1169 - Satans Kind?
»Ha, du bist schon da?«
»Ich halte eben meine Zeiten.«
»Hätte ich auch gern. Aber du kennst ja den Verkehr. Zwei Unfälle hielten mich auf, dann hat noch jemand falsch geparkt, der abgeschleppt wurde… Na ja, dir brauche ich das ja nicht erst groß zu erklären.« Sie lächelte flüchtig und küsste mich zur Begrüßung auf beide Wangen. Dann fragte sie:
»Ist der Kaffee gut?«
»Ja.«
»Besser als bei Glenda?«
»Nicht ganz.«
»Haha, ich wusste, dass du das sagen würdest.«
»Sie ist eben die Meisterin.«
»Klar.« Jane nickte und strich durch ihr Haar. Ich grinste in mich hinein. Da konnte man noch so alt werden, die Rivalität zwischen den beiden hörte nie auf. So etwas ist eben menschlich und gehörte auch zum Leben.

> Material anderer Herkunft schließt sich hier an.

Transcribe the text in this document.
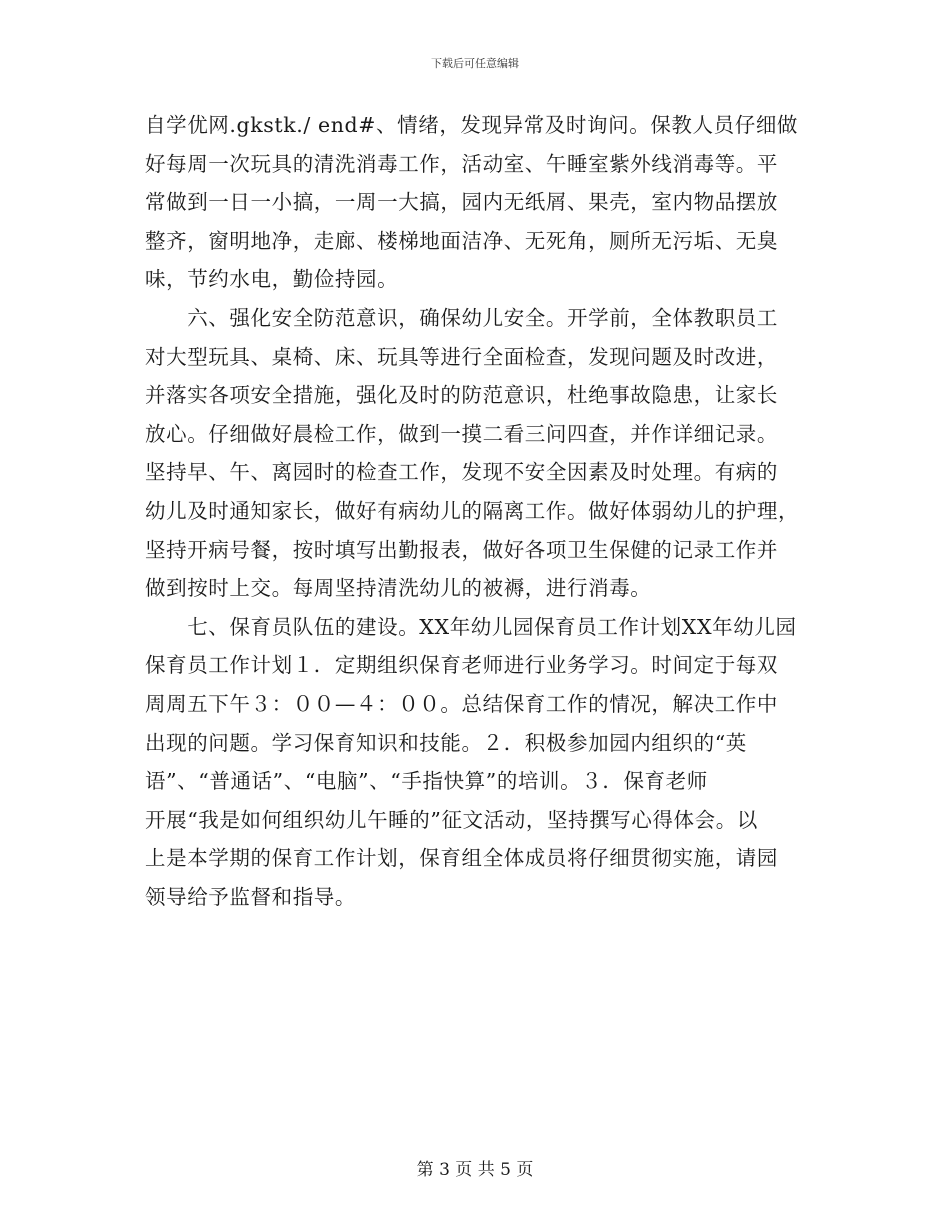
下载后可任意编辑
自学优网.gkstk./ end#、情绪，发现异常及时询问。保教人员仔细做
好每周一次玩具的清洗消毒工作，活动室、午睡室紫外线消毒等。平
常做到一日一小搞，一周一大搞，园内无纸屑、果壳，室内物品摆放
整齐，窗明地净，走廊、楼梯地面洁净、无死角，厕所无污垢、无臭
味，节约水电，勤俭持园。
　　六、强化安全防范意识，确保幼儿安全。开学前，全体教职员工
对大型玩具、桌椅、床、玩具等进行全面检查，发现问题及时改进，
并落实各项安全措施，强化及时的防范意识，杜绝事故隐患，让家长
放心。仔细做好晨检工作，做到一摸二看三问四查，并作详细记录。
坚持早、午、离园时的检查工作，发现不安全因素及时处理。有病的
幼儿及时通知家长，做好有病幼儿的隔离工作。做好体弱幼儿的护理，
坚持开病号餐，按时填写出勤报表，做好各项卫生保健的记录工作并
做到按时上交。每周坚持清洗幼儿的被褥，进行消毒。
　　七、保育员队伍的建设。XX年幼儿园保育员工作计划XX年幼儿园
保育员工作计划１．定期组织保育老师进行业务学习。时间定于每双
周周五下午３：００—４：００。总结保育工作的情况，解决工作中
出现的问题。学习保育知识和技能。２．积极参加园内组织的“英
语”、“普通话”、“电脑”、“手指快算”的培训。３．保育老师
开展“我是如何组织幼儿午睡的”征文活动，坚持撰写心得体会。以
上是本学期的保育工作计划，保育组全体成员将仔细贯彻实施，请园
领导给予监督和指导。
第 3 页 共 5 页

Jane entdeckte noch Krümel auf dem Teller. »Hast du auch was gegessen?«
»Ein Croissant mit Schinken.«
»Lohnt es sich?«
»Wenn du dir eins bestellst, werde ich auch noch einen Nachschlag nehmen.«
»Okay, ich verlass mich auf dich.«
Bei der netten Bedienung mit der auch kaffeebraunen Haut bestellten wir beide das Gleiche. Lange zu warten brauchten wir nicht. Auch diese Hörnchen sahen frisch aus, und der gekochte Schinken war aus Italien importiert worden und schmeckte köstlich.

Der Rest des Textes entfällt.